TGF-β1 concentrations in the liver were significantly elevated in the livers of BDL animals compared with those in Sham-operated animals (P<0.01) (Fig. 2A, B and E). Sim administration markedly lowered obstructive jaundice-induced elevation of hepatic concentration of TGF-β1 (P<0.01) (Fig. 2E). Moreover, RT-qPCR and western blot analyses revealed that TGF-β1 was less activated in the liver tissues obtained from Sim-treated rats compared to those from NS-treated rats (Fig. 2F and G). These results indicate that Sim administration blunted the TGF-β1 signaling pathway that is known to contribute to the aggression of obstructive jaundice-induced liver injury.

TUNEL immunohistochemistry stained liver sections taken from Sham, BDL+NS, BDL+ Sim 0.02 and BDL+ Sim 0.2 are shown in Fig. 3A-D. Immunohistochemistry for TUNEL demonstrated a significant increase in TUNEL-positive hepatocytes after BDL compared to the Sham group (P<0.01) (Fig. 3A and B). Furthermore, treatment of BDL animals with Sim resulted in a significant reduction in the percentage of hepatocyte apoptosis compared to BDL rats treated with saline (P<0.01) (Fig. 3B and D). Also, in the Sham animals no significant change on apoptosis was noted (Fig. 3A).
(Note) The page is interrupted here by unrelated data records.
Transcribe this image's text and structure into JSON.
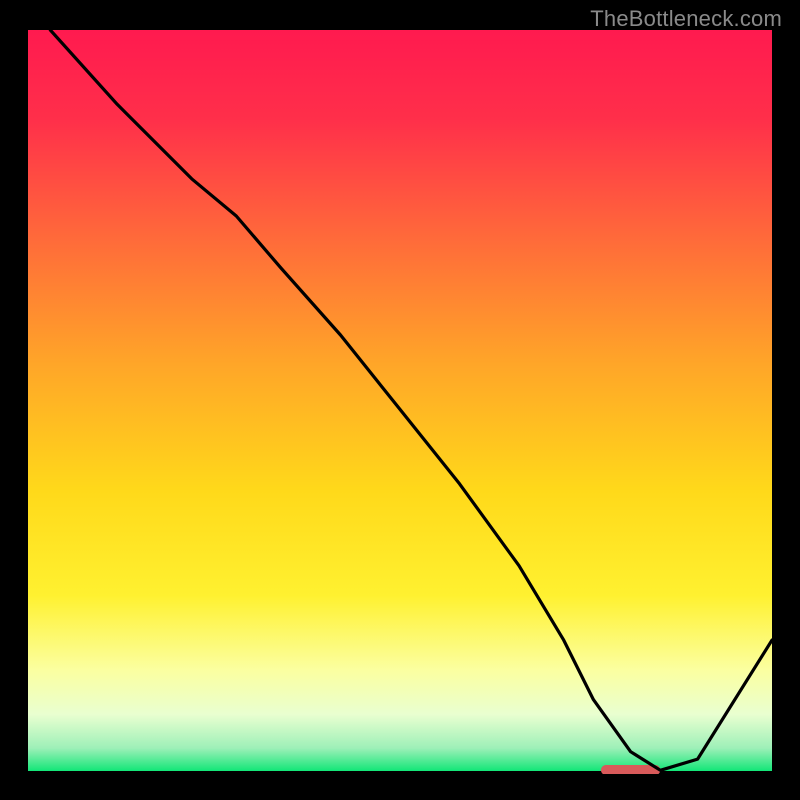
{
  "watermark": "TheBottleneck.com",
  "colors": {
    "gradient_stops": [
      {
        "offset": 0.0,
        "color": "#ff1a4f"
      },
      {
        "offset": 0.12,
        "color": "#ff2f4a"
      },
      {
        "offset": 0.28,
        "color": "#ff6a3a"
      },
      {
        "offset": 0.45,
        "color": "#ffa628"
      },
      {
        "offset": 0.62,
        "color": "#ffd91a"
      },
      {
        "offset": 0.76,
        "color": "#fff130"
      },
      {
        "offset": 0.86,
        "color": "#fbffa0"
      },
      {
        "offset": 0.92,
        "color": "#e9ffd0"
      },
      {
        "offset": 0.965,
        "color": "#9ef0b8"
      },
      {
        "offset": 1.0,
        "color": "#00e56f"
      }
    ],
    "curve": "#000000",
    "marker": "#d85a5a",
    "baseline": "#000000"
  },
  "chart_data": {
    "type": "line",
    "title": "",
    "xlabel": "",
    "ylabel": "",
    "xlim": [
      0,
      100
    ],
    "ylim": [
      0,
      100
    ],
    "grid": false,
    "legend": false,
    "x": [
      3,
      12,
      22,
      28,
      34,
      42,
      50,
      58,
      66,
      72,
      76,
      81,
      85,
      90,
      100
    ],
    "values": [
      100,
      90,
      80,
      75,
      68,
      59,
      49,
      39,
      28,
      18,
      10,
      3,
      0.5,
      2,
      18
    ],
    "annotations": [],
    "marker_segment_x": [
      77,
      85
    ]
  }
}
PCNA immunohistochemistry stained liver sections were collected following seven days of BDL. Sham, BDL+NS, BDL+Sim 0.02 and BDL+Sim 0.2 are depicted in Fig. 4A-D. Immunohistochemical staining for PCNA demonstrated a significant increase in DNA synthesis in the BDL+NS group, compared to the Sham group (Fig. 4B). Moreover, treatment of BDL rats with Sim increased DNA synthesis in BDL animals to 27% compared to the controls (Fig. 4C and D).